Mon, 11 Apr 2022 Source: Le Zénith Nº395

Le lanceur d’alerte est régulièrement au centre des agressions et autres embastillements propres à une société où soufflent les mauvais vents. Il faut sauver ce soldat du martyrât des ennemis de la liberté d’expression qui narguent le président de la République qui disait sur les antennes de RMC: «J’aimerais que l’on garde de moi, le souvenir de celui qui a apporté la démocratie et la prospérité au Cameroun».
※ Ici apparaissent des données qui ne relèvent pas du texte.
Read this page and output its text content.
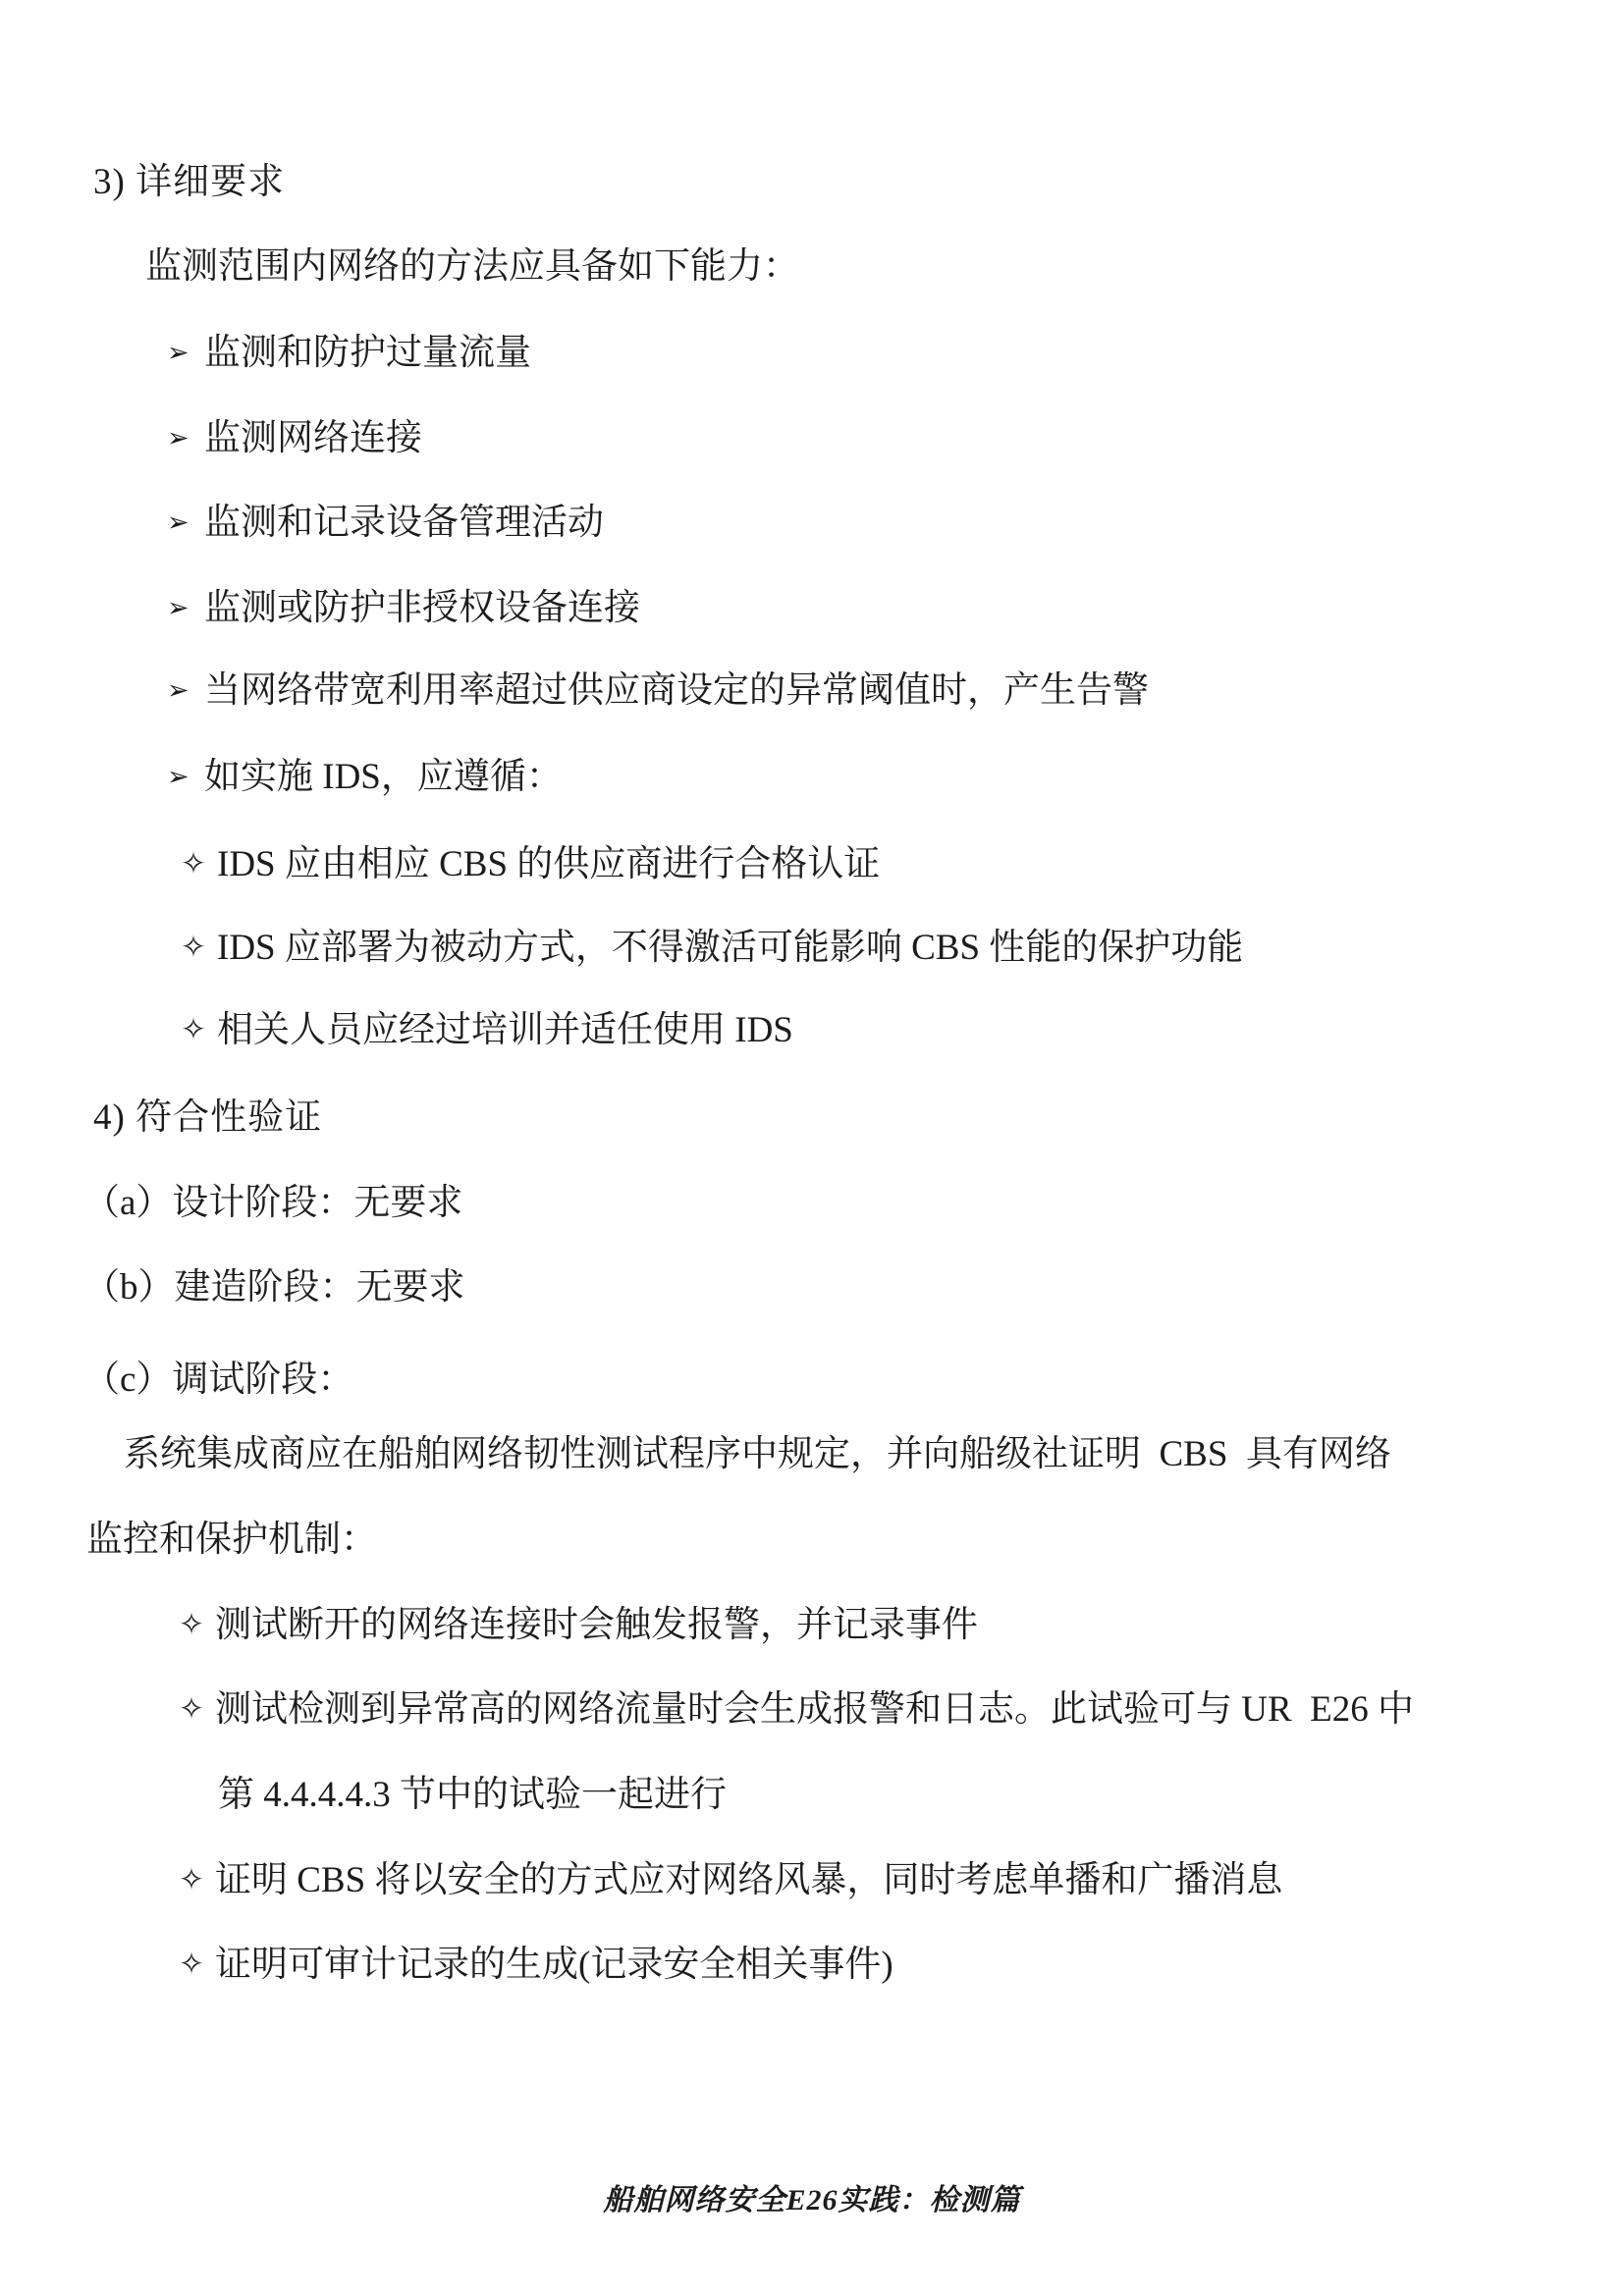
3) 详细要求
监测范围内网络的方法应具备如下能力：
➢ 监测和防护过量流量
➢ 监测网络连接
➢ 监测和记录设备管理活动
➢ 监测或防护非授权设备连接
➢ 当网络带宽利用率超过供应商设定的异常阈值时，产生告警
➢ 如实施 IDS，应遵循：
✧ IDS 应由相应 CBS 的供应商进行合格认证
✧ IDS 应部署为被动方式，不得激活可能影响 CBS 性能的保护功能
✧ 相关人员应经过培训并适任使用 IDS
4) 符合性验证
（a）设计阶段：无要求
（b）建造阶段：无要求
（c）调试阶段：
系统集成商应在船舶网络韧性测试程序中规定，并向船级社证明  CBS  具有网络
监控和保护机制：
✧ 测试断开的网络连接时会触发报警，并记录事件
✧ 测试检测到异常高的网络流量时会生成报警和日志。此试验可与 UR  E26 中
第 4.4.4.4.3 节中的试验一起进行
✧ 证明 CBS 将以安全的方式应对网络风暴，同时考虑单播和广播消息
✧ 证明可审计记录的生成(记录安全相关事件)
船舶网络安全E26实践：检测篇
La presse est en danger au Cameroun. Les atteintes à la liberté d’expression s’accumulent. Au train où vont les choses, l’on est en droit de penser que notre pays souffre d’un manque criard des lois chewing-gums. Loin d’être une arme de construction massive, il ressemble désormais à s’y méprendre à une grotte des horreurs où, pour pasticher le philosophe Spinoza, c’est «le règne des passions tristes (haine, intolérance, désespoir, appréhension…). Paul Chouta vit et d’autres vivent cet ‘’enfer ordinaire’’. Ce jeune camerounais, qui a 31 ans printemps, est un influenceur web, cyber journaliste officiant pour le célèbre site d’informations Camerounweb.com et, non moins, promoteur de la célébrissime plateforme «Le Tgv de l’info». Il est arrivé dans ce noble métier, dit-il par passion et pour l’amour qu’il voue à la profession de journaliste : «Un métier, précise-t-il, que j’ai appris sur le tas après plusieurs tentatives malheureuses d’accéder à l’École Supérieure des Sciences de l’Information et de la Communication (Esstic, Ndlr). Cette passion pour ce métier est fille de mon amour pour la défense de la dignité humaine. Il me vient à l’esprit dans une société où l’injustice a pignon sur rue à travers l’écriture et le journalisme, de dénoncer les abus exercés sur l’être humain et promouvoir les valeurs humaines. En clair, il me vient à l’idée de faire un journalisme engagé comme ce fut le cas avec Émile Zola dans le cadre de l’affaire Dreyfus«. Aujourd’hui, insiste-t-il, l’avènement des «Tic» a vu naître une nouvelle forme de journalisme que l’on qualifie de lanceur d’alerte et/ou d’influenceurs (web) dans une certaine mesure. «Ces deux syntagmes ont des définitions variées en fonction des sources ou références«. Pour la gouverne de tous, selon «Wikipédia», un lanceur d’alerte est toute personne, groupe ou institution qui, étant animé de bonnes intentions, agissant pour ce qu’il estime être le bien commun, l’intérêt public ou intérêt général et qui ayant connaissance d’un danger, d’un risque ou d’un scandale, adresse un signal d’alarme en espérant enclencher un processus de régulation, de controverse ou de mobilisation collective.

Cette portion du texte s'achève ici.